Approximately 20 percent of banks around the world are public, meaning they are controlled by a government body instead of private investors. Unlike most banks in the U.S., public banks are managed to support local lending within their jurisdiction and invest within the community to maximize local public good. Instead of being driven by short-term profits to shareholders, decisions regarding public banks are generally in the interest of the public. Profits generated by public banks, which comes mostly from the interest paid on loans, are utilized to lower interest rates and make banking accessible to a broad spectrum of customers in the community across various income levels and social standings.  In Germany, public banks have been largely responsible for the tremendous growth of local, clean energy resources.
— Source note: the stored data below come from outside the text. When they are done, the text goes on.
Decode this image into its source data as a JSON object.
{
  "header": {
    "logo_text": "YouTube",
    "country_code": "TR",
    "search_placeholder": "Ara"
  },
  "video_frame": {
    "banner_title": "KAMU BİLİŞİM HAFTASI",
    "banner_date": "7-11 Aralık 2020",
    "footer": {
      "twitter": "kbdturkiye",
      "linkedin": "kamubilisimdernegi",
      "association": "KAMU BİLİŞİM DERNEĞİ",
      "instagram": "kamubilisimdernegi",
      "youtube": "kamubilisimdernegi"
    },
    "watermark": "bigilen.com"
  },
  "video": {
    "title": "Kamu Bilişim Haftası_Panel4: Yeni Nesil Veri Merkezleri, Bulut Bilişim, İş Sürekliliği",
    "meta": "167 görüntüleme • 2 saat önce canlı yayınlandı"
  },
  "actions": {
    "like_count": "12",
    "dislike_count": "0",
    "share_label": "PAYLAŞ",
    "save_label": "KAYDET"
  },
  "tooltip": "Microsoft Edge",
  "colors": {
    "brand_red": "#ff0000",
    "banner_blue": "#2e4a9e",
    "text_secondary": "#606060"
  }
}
On September 25, 2017, the Local Clean Energy Alliance teamed up with the Friends of the Public Bank of Oakland to host Wolfram Morales, Chief Economist at the East-German Savings Bank Association, Sparkasse, for a community forum at Oakland’s City Hall. The presentation detailed the connection between the benefits of a transparent, local banking system and the ability to procure democratically-controlled clean energy.
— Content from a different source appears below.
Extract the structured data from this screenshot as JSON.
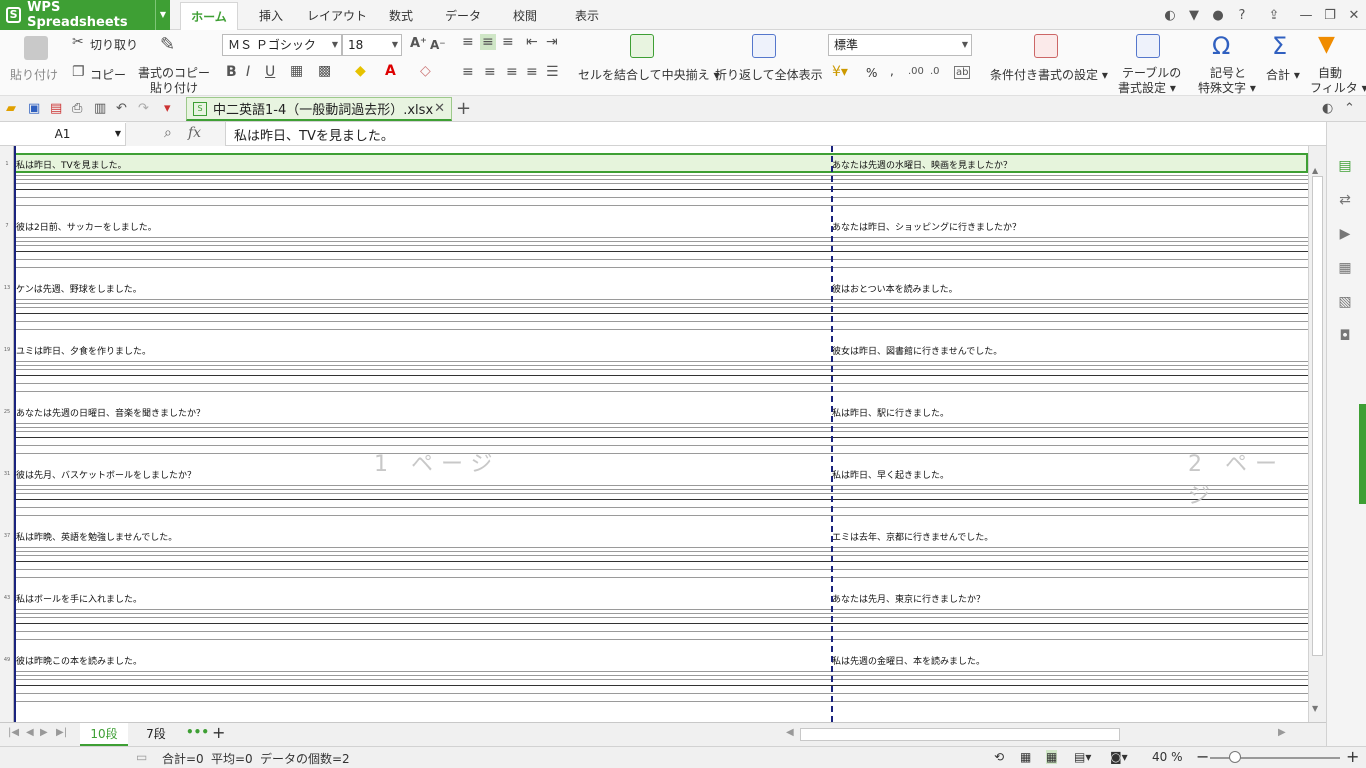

Morales was joined by Nicolas Chaset, CEO of East Bay Community Energy, Alameda County’s newly formed Community Choice energy program. Also on the panel were Jessica Tovar of the Local Clean Energy Alliance and Gregory Rosen of High Noon Advisors. The discussion focused on the success of public banks in Germany in renewable energy development and how such a system could contribute to East Bay communities.

 

In Germany, the power bestowed upon local communities through public banking has allowed for considerable investment in renewable energy. Through affordable loans for energy efficient housing, energy efficiency and renewable energy development, Mr. Morales reported that public banks have contributed 10.3 billion Euros (12.3 billion US Dollars) toward clean energy development in Germany,  or around 73% of total investments in renewable energy in that country. Germany is now a world leader in clean energy and its diversion from fossil fuels would not have been possible without the contributions of forward-thinking citizens via the effective lending of public banks.
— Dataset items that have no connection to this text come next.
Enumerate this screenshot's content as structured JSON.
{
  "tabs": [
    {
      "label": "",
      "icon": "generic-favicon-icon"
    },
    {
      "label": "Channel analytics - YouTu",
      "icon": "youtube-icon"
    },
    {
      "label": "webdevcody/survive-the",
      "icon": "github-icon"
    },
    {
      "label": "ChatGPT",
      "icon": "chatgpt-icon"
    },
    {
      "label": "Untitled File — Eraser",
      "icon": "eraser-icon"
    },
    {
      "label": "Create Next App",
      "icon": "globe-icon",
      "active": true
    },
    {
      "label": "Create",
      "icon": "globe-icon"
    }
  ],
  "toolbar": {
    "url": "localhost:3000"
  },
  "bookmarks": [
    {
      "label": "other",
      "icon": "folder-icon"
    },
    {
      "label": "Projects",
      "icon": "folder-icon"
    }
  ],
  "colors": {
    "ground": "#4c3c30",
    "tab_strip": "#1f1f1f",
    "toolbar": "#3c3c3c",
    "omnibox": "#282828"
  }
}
Potential Benefits to East Bay Community Energy

The Local Clean Energy Alliance believes not only in the procurement of clean, renewable energy, but also in the empowerment of local communities through community-controlled energy resources and transparent decision-making. The imperative transition from fossil fuels to renewable sources offers a unique opportunity to not only divest from dirty energy generation, but to overhaul the entire system by which energy is procured in the East Bay and around the country. Low interest rate loans, made possible by public banks, could play a big role in the viability of local, renewable infrastructure.

Community Choice energy programs, like East Bay Community Energy, which will serve Alameda County, are public, not-for profit electrical service agencies that act as alternatives to the monopoly utilities like PG&E. They are another important piece in reforming the system of power production in this country.

The biggest challenge to the widespread success of Community Choice Energy is the power currently held by massive energy corporations, like PG&E. Not only do such corporations control a system that mostly benefits private investors and that has been in place for over one hundred years, but they often have political connections and use them to spread misinformation and stamp out competition. As described by Ms. Tovar, “When we pay PG&E for our electricity, that money is out the door into the investors. When you pay into an East Bay community energy program, you’re paying into a local county-wide program and so that money circulates locally. We want to see that wealth continue in our community.” Public banks would diminish the control of large corporations by preserving community resources so that they can be utilized by those living within the bank’s jurisdiction. In Germany, citizens have seen the local benefit of publicly-controlled energy working in combination with public banks.

Public bank lending for community benefit can boost local clean energy development as shown by the massive growth of local renewable resources in Germany. That success has inspired advocacy for a local public bank, led by Friends of the Public Bank of Oakland. On October 19, Oakland City Council approved a feasibility study for a local public bank. If such a study results in the establishment of a public bank, East Bay communities would be able to utilize the bank for public projects such as renewable energy development. “The only reason why our East Bay Community Energy program is so unique is because of the active participation of the community… all of these different sectors that want to see clean energy actualized in our communities,” Ms. Tovar said. Through the transfer of power from private banks to local governments via public banking, East Bay citizens could manage fair and democratic control of their resources and energy procurement to maximize benefits within their own neighborhoods.